Critique à cran

Après avoir incarné Serge Daney dans La Loi du marcheur, Nicolas Bouchaud endosse le rôle d’un autre critique dans Maîtres anciens, de Thomas Bernhard. Une performance tragicomique.

Anaïs Heluin  • 6 décembre 2017 abonné·es
Critique à cran
© photo : Jean-Louis Fernandez

Ébouriffé perpétuel, le sourire rêveur et le grand corps un peu penché vers le sol, Nicolas Bouchaud a toujours l’air de sortir d’une lecture. De continuer à être dans son salon tout en étant sur le plateau, imprégné par les personnages et les écritures fréquentés dans les livres. Dans le théâtre et à l’extérieur, de la même manière que le critique théâtral tel que le définit Bernard Dort, pour qui « toute parole sur le théâtre est en porte-à-faux. Il faut être dedans ou dehors ». Le dedans étant, selon lui, « la chaude intimité où matière et esprit confluent dans l’acte théâtral », et le dehors « la nuit noire du monde [1] ».

La proximité de sa pratique du théâtre avec l’activité critique n’a pas échappé au comédien. Tout en continuant de mettre son jeu si singulier au service de personnages majeurs du répertoire classique et moderne – en particulier dans les créations de Jean-François Sivadier –, Nicolas Bouchaud incarnait en effet le critique de cinéma Serge Daney dès son premier projet personnel, La Loi du marcheur (2010). Après Un métier idéal (2013), adapté de John Berger, et Le Méridien (2015), de Paul Celan (spectacles que l’on pourra revoir en mars et en avril 2018 au Théâtre du Rond-Point, de même que La Loi du marcheur), il endosse à nouveau un rôle de critique dans Maîtres anciens. Une brillante adaptation de l’avant-dernier roman de l’Autrichien Thomas Bernhard (1931-1989), qu’il signe avec ses complices : le metteur en scène Éric Didry et l’assistante à la création Véronique Timsit.

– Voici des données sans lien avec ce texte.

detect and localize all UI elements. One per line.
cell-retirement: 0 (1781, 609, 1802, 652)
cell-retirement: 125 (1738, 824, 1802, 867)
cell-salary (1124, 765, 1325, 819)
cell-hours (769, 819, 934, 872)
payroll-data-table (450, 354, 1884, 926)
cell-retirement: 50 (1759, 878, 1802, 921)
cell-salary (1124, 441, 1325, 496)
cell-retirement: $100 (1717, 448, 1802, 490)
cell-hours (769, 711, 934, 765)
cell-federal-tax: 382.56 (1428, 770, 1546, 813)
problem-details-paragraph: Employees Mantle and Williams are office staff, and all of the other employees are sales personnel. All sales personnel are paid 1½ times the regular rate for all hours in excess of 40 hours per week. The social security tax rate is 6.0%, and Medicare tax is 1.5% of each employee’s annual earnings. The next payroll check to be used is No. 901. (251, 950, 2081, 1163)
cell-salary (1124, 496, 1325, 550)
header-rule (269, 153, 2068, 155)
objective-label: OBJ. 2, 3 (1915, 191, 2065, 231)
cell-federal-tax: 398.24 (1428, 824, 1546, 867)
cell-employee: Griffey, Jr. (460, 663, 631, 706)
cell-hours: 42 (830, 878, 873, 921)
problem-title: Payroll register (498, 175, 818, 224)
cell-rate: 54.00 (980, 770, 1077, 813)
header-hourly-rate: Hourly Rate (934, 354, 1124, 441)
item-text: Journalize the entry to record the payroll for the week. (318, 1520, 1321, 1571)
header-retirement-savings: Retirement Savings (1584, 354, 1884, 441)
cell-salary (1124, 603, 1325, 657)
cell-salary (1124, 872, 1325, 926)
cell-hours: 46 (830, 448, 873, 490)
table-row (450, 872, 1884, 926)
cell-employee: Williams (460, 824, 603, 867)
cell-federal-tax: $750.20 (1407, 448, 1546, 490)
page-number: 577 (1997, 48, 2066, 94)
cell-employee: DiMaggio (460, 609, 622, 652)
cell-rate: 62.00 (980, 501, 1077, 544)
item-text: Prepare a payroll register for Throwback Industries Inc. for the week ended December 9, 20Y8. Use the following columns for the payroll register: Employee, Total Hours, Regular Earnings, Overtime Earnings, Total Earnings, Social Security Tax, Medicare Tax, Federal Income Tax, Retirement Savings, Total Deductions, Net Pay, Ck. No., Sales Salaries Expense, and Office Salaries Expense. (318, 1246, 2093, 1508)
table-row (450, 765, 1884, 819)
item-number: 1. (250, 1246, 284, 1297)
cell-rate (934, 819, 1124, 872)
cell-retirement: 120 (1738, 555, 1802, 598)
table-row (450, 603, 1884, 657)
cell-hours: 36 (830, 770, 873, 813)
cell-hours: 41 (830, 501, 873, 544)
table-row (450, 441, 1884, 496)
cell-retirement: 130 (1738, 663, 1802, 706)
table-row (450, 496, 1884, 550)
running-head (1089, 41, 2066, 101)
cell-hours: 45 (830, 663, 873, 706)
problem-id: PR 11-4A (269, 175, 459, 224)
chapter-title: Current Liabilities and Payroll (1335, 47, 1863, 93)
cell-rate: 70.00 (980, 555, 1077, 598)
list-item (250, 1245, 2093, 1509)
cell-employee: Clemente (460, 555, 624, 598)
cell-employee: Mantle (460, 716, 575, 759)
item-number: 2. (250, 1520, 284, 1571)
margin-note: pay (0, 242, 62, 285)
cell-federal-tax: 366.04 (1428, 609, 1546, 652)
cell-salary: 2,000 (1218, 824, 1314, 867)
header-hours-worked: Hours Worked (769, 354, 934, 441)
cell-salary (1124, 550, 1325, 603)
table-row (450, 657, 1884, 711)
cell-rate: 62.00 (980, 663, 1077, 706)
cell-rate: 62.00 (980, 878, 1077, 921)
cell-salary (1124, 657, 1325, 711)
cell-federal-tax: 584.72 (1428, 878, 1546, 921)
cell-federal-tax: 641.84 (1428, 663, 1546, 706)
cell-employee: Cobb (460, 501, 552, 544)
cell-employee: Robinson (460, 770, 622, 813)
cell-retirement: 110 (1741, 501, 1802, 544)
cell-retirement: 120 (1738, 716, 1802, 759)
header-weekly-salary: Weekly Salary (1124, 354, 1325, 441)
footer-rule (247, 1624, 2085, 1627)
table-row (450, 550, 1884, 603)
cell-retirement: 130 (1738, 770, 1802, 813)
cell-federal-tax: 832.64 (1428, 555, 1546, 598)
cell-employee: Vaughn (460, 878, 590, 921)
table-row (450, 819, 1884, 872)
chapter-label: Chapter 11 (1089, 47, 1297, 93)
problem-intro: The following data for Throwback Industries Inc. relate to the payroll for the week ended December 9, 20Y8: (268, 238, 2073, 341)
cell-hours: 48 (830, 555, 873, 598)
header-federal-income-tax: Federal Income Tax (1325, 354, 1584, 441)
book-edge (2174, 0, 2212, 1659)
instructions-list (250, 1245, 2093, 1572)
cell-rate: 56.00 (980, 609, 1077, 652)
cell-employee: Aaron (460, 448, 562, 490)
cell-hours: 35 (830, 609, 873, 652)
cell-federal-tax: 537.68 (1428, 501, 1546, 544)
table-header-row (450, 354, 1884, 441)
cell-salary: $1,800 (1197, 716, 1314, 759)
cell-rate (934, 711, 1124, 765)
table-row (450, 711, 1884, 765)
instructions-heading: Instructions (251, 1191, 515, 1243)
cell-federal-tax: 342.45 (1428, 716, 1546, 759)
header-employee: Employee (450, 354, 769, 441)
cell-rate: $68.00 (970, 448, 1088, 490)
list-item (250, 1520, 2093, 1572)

Nicolas Bouchaud opère avec le vieux Reger, le critique musical dont les pensées occupent le livre, comme avec Serge Daney. En prenant le public pour partenaire de la logorrhée et des troubles de son personnage. « J’ai fait de vous la victime de ma passion musicologique. Tout comme je fais d’ailleurs très souvent de votre personne la victime de mes passions musicologiques parce que je n’ai sous la main aucune personnalité qui s’y prête aussi bien », dit-il dès les premières minutes dans un souffle qui sera le sien jusqu’à la fin. Après quoi, avec une évidente délectation et un sens aigu du tragicomique, il se livre au jeu de massacre de son bonhomme, dont il nous dévoile peu à peu les bizarreries. La moindre n’étant pas de se rendre tous les jours, depuis trente ans, au Musée d’histoire de l’art de Vienne dans le seul but de s’asseoir sur une banquette en face de L’Homme à la barbe blanche du Tintoret. Non par goût pour ce tableau, mais au contraire par détestation particulière.

Tous les arts passent au crible de la parole fleuve de Bouchaud/Bernhard. La musique, bien sûr (Beethoven, par exemple, est d’un « sérieux proprement ridicule »), la peinture (non seulement Dürer a « mis la nature sur la toile et l’a tuée », mais il est un « précurseur du nazisme »), mais aussi le théâtre. Dans la bouche du comédien, l’avis du vieux Reger, selon qui « toutes ces pièces classiques ou modernes, soi-disant sublimes ou populaires », ne sont que du « ridicule théâtral et du kitsch pénible », sonne comme une provocation irrésistible.

Comme pour Bernard Dort – d’ailleurs contemporain de Thomas Bernhard –, parler d’art est, pour le grincheux personnage de Bernhard, une entreprise d’autant plus indispensable aujourd’hui qu’elle est « peut-être désespérée ». Et que, au prix de l’entre-deux parfois inconfortable qu’elle suppose, elle permet une liberté de pensée souvent mise à mal par ailleurs. Tout comme le théâtre lorsqu’il est pratiqué à la manière de Nicolas Bouchaud. Dans l’interrogation de chaque geste, mais aussi dans la sueur. Dans la joie du corps qui joue.

[1] Théâtres, Bernard Dort, Seuil, 1986.

Maîtres anciens, jusqu’au 22 décembre au Théâtre de la Bastille, 76, rue de la Roquette, 75011 Paris, 01 43 57 42 14. Également au Théâtre de Chelles (60) les 16 et 17 janvier et au Théâtre Garonne, à Toulouse (31), du 15 au 17 février.